Anto Lloveras is the epistemic architect of Socioplastics. As architect, urbanist, curator, and concept-maker, he founds a new field by constructing its semantic order, epistemological ground, conceptual architecture, and disciplinary conditions of possibility. His role exceeds normal authorship because he is not only writing within a field; he is making the field in which future writing, research, critique, and practice can occur.




Bourdieu, P. (1993) The Field of Cultural Production: Essays on Art and Literature. New York: Columbia University Press.

Deleuze, G. and Guattari, F. (1994) What Is Philosophy? Translated by H. Tomlinson and G. Burchell. New York: Columbia University Press.
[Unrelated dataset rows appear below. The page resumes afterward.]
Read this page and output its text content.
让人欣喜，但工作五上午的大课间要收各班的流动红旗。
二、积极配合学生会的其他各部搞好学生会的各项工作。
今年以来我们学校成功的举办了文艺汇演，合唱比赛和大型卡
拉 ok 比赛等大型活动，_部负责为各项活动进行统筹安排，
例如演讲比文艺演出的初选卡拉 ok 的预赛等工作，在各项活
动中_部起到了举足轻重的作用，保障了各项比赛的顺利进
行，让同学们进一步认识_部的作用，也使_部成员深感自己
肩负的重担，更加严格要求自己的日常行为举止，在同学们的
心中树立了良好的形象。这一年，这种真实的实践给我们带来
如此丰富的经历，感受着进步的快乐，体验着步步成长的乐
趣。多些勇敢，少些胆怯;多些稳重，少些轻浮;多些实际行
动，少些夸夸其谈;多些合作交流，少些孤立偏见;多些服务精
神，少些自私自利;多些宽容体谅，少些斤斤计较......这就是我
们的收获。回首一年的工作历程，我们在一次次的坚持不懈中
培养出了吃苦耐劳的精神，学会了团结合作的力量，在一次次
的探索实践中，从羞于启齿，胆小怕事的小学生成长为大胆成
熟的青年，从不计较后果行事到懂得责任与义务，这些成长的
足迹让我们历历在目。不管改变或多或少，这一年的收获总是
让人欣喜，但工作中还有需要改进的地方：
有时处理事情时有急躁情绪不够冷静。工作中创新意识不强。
Foucault, M. (1972) The Archaeology of Knowledge. Translated by A.M. Sheridan Smith. London: Tavistock.

Jansen, I. (2008) ‘Discourse analysis and Foucault’s “Archaeology of Knowledge”’, International Journal of Caring Sciences, 1(3), pp. 107–111.

Kuhn, T.S. (1962) The Structure of Scientific Revolutions. Chicago: University of Chicago Press.

Margolis, E. and Laurence, S. (2023) ‘Concepts’, The Stanford Encyclopedia of Philosophy. Available online.

Smith, D. and Protevi, J. (2024) ‘Gilles Deleuze’, The Stanford Encyclopedia of Philosophy. Available online.